Tu te retournes et puis tu la regardes, tu lui souris derrière ton masque d'oxygène, pas un sourire triste que donnent les infirmières, ni ceux qu'offrent les parents, un vrai sourire, un vrai de vrai. Tu t’assois sur le bord de son lit et fais signe d'un coucou. Tu ne parle jamais énormément, tes mots et tes sentiments passent par tes yeux, tes gestes, tout ce que beaucoup ne regardent pas, mais elle, elle regarde. Elle fait attention à toi. Tu fais aussi attention à elle, pas à elle malade, juste à elle. Parce que tu sais que deux malades ne font plus attention à ça, deux malades savent que ce n'est pas la peine. Tu soulèves doucement le masque qui te serre d’oxygène, ce masque de survie.

- Excuse-moi, je suis parti sans prévenir, mais je n'ai pas eu le temps de venir te le dire. A présent, je suis de retour, j'espère que tu ne m'en veux pas trop.

Tu t'excuses, tu le fais parce que tu sais que c'est mieux, qu'il le faut. Tu le fais parce qu'elle ne méritait pas que tu partes soudainement, qu'elle puisse penser que tu es mort ou que tu sois parti ailleurs, peut-être même autre chose. Bref, tu t'en veux, tu espères qu'elle ne sera pas fâchée. Tu remets ton masque de survie, tu observes la jeune asiatique, elle te rappelle parfois ta sœur, dans ça façon d'être, dans cette manière de survivre, de pousser les autres à vivre mieux, à aider son prochain. Ta sœur, elle est comme ça, elle t'aide tout le temps, elle te remonte le moral lors de tes très peu coup de barre. Parce que ta sœur, elle t'aime et elle te le montre. Toi, tu ne lui montres pas autant, tu regrettes de ne pas lui montrer autant, la prochaine fois, tu lui montreras.
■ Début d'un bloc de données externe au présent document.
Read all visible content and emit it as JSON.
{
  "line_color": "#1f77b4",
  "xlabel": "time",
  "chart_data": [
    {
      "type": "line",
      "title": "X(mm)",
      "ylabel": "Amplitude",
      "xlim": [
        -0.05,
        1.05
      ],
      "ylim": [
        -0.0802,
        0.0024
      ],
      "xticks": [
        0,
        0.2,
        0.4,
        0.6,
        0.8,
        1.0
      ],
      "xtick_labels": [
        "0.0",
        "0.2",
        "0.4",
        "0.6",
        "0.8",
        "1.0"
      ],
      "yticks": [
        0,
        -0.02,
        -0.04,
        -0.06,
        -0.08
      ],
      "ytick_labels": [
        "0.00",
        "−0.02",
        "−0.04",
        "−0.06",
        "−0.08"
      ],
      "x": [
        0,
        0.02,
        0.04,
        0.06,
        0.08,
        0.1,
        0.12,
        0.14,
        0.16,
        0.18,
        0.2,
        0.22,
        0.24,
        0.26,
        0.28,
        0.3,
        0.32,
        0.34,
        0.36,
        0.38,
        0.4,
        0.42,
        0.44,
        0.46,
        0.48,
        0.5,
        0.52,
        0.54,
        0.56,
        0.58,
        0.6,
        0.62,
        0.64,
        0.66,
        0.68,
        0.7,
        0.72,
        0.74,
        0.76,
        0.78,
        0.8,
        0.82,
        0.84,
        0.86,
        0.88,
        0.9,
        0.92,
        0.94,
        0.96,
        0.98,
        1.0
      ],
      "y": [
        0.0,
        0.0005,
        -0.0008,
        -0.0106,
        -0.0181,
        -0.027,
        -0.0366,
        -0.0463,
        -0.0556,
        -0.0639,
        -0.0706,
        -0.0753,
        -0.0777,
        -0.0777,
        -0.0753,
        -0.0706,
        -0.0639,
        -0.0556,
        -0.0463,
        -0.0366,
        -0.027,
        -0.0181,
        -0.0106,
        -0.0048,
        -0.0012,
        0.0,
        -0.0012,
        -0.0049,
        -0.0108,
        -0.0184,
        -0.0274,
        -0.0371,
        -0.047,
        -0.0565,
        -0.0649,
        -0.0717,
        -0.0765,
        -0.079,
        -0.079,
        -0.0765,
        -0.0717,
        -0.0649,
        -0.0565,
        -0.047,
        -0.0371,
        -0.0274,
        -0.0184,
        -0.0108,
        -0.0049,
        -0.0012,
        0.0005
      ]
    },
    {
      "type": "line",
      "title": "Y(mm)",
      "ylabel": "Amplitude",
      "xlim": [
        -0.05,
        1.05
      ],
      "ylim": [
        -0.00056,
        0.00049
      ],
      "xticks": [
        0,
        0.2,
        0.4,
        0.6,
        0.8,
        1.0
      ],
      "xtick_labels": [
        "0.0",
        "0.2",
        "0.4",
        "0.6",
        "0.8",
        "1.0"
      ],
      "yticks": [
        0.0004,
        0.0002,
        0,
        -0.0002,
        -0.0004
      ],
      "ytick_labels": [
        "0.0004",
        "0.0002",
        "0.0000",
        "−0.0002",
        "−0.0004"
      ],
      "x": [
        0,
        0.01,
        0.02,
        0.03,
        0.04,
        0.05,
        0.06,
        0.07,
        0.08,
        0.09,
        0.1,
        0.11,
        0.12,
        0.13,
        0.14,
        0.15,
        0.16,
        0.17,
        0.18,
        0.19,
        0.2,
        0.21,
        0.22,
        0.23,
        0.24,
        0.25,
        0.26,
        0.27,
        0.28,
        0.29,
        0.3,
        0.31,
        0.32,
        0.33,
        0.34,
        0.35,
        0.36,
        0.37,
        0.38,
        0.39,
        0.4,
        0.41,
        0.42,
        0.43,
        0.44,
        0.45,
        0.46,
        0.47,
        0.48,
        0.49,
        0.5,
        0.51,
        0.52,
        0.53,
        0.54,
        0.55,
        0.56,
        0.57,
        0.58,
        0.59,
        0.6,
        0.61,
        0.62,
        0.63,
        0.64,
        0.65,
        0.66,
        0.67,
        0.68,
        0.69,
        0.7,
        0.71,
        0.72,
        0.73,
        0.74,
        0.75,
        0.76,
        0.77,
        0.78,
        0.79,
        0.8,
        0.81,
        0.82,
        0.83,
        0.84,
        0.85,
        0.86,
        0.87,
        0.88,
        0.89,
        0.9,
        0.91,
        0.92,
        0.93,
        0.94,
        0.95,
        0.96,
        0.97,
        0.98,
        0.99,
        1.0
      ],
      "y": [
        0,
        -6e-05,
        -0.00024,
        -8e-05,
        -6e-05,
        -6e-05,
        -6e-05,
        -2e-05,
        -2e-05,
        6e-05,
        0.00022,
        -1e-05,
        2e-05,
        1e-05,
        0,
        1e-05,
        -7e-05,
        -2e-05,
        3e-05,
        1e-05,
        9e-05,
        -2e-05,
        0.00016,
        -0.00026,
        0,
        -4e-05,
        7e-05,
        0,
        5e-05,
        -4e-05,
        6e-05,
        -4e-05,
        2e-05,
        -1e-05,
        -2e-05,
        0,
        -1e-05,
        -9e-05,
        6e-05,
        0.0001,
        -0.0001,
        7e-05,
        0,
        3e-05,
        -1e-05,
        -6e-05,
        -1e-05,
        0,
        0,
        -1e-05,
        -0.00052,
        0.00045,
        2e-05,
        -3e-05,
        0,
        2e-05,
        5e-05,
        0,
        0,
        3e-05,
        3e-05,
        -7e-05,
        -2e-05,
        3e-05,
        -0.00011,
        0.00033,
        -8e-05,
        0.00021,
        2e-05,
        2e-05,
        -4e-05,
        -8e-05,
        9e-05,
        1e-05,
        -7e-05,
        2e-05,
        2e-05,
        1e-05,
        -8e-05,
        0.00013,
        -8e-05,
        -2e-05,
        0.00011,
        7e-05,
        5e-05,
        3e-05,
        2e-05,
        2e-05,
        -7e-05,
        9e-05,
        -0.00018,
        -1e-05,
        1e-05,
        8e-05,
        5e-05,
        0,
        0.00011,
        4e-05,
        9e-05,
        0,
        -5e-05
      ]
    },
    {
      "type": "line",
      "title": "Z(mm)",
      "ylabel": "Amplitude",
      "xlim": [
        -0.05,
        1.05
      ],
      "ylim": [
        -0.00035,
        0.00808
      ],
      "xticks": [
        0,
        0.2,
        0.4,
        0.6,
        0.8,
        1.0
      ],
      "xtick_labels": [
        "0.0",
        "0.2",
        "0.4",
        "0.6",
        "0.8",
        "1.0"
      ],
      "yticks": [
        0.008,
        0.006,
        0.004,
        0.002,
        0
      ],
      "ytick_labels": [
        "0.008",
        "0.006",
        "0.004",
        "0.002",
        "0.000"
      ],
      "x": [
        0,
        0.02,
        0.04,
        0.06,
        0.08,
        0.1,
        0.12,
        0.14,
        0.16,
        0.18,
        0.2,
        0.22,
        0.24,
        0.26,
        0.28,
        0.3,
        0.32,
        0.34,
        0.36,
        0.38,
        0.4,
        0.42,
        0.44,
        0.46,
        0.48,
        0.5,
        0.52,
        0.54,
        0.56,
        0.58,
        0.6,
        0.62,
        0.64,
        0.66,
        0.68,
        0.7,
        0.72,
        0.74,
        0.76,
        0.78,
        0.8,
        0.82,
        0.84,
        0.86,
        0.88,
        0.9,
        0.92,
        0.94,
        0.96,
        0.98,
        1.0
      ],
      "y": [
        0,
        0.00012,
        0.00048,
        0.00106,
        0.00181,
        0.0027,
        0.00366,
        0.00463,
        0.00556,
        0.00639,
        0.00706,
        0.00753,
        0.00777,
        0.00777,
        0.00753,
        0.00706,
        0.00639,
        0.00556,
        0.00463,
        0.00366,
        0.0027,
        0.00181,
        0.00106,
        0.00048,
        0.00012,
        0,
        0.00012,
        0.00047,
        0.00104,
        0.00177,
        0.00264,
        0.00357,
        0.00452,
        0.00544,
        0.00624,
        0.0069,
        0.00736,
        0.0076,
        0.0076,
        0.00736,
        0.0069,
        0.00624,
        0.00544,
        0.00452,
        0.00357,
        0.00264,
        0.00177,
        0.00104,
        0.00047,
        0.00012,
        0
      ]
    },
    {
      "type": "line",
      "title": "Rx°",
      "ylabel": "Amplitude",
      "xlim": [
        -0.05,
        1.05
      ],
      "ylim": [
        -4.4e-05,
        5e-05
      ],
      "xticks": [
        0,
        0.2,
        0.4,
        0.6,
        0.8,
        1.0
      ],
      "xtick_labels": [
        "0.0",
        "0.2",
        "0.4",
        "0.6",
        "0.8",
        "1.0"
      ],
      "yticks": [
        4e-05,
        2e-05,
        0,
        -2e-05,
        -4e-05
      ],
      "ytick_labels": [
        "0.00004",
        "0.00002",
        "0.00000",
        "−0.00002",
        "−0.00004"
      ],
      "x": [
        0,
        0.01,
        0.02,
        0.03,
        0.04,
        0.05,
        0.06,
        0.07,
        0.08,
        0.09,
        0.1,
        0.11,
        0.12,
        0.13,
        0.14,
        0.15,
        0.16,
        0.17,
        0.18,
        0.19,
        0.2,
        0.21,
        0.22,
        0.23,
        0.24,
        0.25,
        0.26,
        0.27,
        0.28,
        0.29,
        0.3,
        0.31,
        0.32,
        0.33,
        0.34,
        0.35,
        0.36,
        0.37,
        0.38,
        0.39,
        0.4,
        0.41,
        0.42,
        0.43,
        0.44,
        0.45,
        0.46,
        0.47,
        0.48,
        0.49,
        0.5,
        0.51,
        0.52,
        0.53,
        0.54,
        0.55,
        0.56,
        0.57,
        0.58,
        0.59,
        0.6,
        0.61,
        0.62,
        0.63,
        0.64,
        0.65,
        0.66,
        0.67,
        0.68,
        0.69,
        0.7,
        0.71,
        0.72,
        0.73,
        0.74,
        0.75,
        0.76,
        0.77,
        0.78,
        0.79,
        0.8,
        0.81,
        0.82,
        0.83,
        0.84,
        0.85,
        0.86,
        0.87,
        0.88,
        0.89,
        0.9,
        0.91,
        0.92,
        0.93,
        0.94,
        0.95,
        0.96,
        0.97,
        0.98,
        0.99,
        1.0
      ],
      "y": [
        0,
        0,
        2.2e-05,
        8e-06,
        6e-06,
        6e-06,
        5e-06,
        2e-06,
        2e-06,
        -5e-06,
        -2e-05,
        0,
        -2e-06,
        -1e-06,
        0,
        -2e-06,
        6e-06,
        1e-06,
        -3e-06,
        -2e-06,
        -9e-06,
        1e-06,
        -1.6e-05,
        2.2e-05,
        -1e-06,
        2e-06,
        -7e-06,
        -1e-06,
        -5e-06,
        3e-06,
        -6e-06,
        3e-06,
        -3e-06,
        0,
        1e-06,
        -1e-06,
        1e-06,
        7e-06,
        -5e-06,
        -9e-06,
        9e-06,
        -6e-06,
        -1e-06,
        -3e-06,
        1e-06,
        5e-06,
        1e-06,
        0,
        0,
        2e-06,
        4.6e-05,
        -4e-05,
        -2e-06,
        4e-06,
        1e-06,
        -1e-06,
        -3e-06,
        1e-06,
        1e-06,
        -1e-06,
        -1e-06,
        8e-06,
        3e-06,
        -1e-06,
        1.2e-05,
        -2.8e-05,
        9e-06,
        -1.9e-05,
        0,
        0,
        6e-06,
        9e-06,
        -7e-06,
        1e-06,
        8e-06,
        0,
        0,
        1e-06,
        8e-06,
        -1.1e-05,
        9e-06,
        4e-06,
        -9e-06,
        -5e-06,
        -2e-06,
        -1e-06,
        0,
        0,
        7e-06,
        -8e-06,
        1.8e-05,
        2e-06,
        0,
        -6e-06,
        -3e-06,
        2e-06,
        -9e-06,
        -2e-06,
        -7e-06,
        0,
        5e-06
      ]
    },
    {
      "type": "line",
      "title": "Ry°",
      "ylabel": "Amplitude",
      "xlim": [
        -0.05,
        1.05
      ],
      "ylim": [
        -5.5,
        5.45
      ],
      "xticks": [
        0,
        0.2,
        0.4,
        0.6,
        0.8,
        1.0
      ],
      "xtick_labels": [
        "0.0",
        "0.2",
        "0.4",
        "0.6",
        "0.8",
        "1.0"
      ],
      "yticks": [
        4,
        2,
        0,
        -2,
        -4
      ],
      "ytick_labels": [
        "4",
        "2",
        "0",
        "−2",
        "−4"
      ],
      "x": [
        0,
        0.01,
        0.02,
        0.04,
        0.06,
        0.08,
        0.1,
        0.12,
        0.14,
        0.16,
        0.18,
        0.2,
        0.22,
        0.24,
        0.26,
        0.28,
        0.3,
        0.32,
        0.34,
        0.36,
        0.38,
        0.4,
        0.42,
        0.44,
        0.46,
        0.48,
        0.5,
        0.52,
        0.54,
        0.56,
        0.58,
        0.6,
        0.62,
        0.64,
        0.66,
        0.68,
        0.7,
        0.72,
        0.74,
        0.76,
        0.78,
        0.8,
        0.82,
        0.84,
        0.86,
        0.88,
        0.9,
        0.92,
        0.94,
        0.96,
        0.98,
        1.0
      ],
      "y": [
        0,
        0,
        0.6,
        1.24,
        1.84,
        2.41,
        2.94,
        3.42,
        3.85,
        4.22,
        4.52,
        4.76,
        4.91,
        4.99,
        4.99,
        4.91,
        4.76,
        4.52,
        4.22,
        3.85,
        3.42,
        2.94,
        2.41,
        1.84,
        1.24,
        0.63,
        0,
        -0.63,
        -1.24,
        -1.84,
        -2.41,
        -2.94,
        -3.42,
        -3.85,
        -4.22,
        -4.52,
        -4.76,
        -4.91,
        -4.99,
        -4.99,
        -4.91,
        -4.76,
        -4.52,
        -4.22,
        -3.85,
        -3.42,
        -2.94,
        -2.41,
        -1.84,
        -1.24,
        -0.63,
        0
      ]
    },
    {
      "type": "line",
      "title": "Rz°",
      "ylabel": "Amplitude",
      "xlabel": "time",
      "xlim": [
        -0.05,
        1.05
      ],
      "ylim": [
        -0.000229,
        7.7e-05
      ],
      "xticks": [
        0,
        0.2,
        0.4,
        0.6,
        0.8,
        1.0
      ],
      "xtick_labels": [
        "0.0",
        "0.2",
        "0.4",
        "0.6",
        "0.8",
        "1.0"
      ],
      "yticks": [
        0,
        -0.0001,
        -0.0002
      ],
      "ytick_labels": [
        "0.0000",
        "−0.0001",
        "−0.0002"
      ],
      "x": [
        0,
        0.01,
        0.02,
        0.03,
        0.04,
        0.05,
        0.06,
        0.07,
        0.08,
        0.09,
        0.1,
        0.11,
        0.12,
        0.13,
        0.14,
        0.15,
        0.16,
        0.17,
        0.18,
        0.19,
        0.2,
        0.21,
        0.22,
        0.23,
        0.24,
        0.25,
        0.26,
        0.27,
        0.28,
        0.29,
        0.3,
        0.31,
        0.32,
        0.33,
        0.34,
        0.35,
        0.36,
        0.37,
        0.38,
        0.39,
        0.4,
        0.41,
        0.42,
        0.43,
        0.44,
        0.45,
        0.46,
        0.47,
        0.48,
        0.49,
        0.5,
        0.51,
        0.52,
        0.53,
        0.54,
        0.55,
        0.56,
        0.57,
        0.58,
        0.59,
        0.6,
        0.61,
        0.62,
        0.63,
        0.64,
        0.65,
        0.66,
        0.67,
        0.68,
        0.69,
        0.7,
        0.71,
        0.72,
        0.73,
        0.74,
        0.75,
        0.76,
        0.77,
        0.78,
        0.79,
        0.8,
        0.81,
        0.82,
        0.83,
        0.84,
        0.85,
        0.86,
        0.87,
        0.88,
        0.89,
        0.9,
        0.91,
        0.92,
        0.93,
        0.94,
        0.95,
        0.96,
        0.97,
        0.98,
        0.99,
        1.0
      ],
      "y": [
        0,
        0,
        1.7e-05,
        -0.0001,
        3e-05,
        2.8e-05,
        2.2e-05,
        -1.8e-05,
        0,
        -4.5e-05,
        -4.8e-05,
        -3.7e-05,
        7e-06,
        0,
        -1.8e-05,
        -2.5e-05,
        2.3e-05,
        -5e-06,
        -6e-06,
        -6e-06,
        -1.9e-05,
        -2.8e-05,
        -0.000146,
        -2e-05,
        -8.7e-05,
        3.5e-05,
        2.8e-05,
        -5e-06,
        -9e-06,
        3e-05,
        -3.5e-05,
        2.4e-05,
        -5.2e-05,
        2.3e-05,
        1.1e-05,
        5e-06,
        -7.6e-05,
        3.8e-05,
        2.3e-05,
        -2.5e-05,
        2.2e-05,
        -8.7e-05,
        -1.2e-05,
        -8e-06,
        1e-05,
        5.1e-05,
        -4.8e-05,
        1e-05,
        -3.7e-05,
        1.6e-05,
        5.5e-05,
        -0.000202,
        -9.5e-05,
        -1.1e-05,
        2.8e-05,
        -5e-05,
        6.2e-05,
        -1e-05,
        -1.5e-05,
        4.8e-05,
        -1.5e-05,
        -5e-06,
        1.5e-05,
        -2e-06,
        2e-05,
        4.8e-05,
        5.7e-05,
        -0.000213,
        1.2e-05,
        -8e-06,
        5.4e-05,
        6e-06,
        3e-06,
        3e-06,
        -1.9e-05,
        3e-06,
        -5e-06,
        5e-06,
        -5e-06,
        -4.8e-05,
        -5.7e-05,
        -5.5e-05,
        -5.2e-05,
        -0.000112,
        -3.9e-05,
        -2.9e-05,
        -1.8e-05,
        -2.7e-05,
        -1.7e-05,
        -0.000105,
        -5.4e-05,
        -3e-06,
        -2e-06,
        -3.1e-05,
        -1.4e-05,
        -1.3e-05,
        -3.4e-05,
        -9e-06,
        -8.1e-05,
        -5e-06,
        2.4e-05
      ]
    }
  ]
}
Tu observes la rouquine et poses ta main sur sa tête, tu emmêles lentement ces cheveux. Tu agis avec elle comme si elle était de ta famille, vous ne vous connaissez pourtant que très peu, mais entre patients mourant les liens parfois se tisse sans que nous ayons le temps de dire « Je suis vivant ». Parce qu'on sait, on sait que la vie ne tient qu'à un fils, que la vie, elle est parfois très courte. On en a déjà vu partir, des personnes plus fragiles, plus malade. On sait tous que nous finirons par trépasser. Tu ne lui demanderas pas comment elle se sent, c'est mauvais de poser cette question, c'est gênant de savoir que la réponse est souvent pour soulager l'autre, donc simplement, tu juges par toi-même de son état. Son regard, sa tenue, les soins qu'elle a. La vie n'est pas forcément juste avec tout le monde, mais nous ne sommes même pas les plus à plaindre, ceux qui restent souffrent beaucoup plus longtemps que ceux qui s'en vont.